Donald Trump runs the government the way a blind-folded four-year-old approaches a pinata: disoriented, directionless, flailing.
Ignorant and empty-souled, Trump careens from crisis to crisis, each day a new episode in the melodrama in which he stars as both villain and hollow hero before a crush of complicit journalists.
How many hours of exposure have the cable networks, where so many tune in to check out the news, donated to the occupant of the White House in those south lawn scrums? How much of it is newsworthy? Informed? Accurate? How many of you, like me, have nearly worn out your mute button?
Since so much of what Trump says is untrue and since the commentators will analyze, condense, report what he said ad nauseum, and eventually label it fact or fiction, I no longer waste my time listening to his false claims and rambling ruminations. … Frankly, I can no longer stand the raspy voice, the chin in the air, the crossed arms, the inane posturing, the churlish childishness of it all.
And the trotting out of his prize collection of American sycophants to sing his praises? Oh, my! I’m not sure I have the words. Why not just play a recording of The Hallelujah Chorus? We could all sing along.

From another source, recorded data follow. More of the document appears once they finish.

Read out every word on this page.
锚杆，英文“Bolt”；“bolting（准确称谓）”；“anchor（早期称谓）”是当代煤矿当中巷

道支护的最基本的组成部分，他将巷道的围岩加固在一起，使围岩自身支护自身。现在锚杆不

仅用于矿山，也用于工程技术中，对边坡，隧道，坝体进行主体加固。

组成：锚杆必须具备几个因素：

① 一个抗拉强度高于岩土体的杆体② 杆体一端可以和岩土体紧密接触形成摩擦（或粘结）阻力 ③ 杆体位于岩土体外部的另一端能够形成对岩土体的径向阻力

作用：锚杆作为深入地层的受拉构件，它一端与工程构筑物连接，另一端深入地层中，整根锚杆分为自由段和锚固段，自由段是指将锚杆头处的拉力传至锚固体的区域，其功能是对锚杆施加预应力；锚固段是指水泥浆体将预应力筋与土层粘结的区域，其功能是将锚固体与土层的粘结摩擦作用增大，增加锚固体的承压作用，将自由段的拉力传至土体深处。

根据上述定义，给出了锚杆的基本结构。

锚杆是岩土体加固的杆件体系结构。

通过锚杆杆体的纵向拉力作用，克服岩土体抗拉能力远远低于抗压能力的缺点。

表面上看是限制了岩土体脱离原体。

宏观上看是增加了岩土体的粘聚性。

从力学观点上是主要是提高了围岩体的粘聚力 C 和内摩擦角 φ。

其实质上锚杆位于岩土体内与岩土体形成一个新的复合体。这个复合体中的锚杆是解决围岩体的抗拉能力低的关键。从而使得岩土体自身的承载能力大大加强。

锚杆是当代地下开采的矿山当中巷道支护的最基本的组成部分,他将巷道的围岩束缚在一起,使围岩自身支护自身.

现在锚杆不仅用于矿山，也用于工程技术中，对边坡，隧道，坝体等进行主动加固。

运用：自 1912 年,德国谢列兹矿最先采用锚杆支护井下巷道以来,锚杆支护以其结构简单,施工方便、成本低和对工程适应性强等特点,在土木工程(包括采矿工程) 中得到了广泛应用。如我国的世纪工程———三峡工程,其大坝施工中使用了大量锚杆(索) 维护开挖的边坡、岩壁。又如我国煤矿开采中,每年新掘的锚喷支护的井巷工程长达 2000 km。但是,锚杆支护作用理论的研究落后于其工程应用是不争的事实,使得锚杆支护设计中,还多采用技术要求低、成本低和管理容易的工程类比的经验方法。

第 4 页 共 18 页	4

Back to those hapless reporters on the south lawn, however. I realize they collect there because it’s the one place they get a glimpse into the tumult behind those pristine white walls. Relishing the chaotic back and forth with reporters he claims to hate, Trump babbles on, and there’s the occasional newsworthy nugget.
But just once, I’d like to see Trump getting the attention he deserves—trudging towards the helicopter, alone—while the news networks, with truly pressing business to cover, train their cameras on three or four steps of Trump’s lonely trudge, then immediately turn their cameras to compelling concerns …
Imagine the scene: Trump trudging away as, voice-over, a commentator says, “Meanwhile, as Trump departs for a golfing weekend at Mar-a-Lago, we take you now to …
(Fill in the blanks above.)
We’ve heard it said over and over again: “This is not who we are.”
In that case, who are we? And how would anyone know?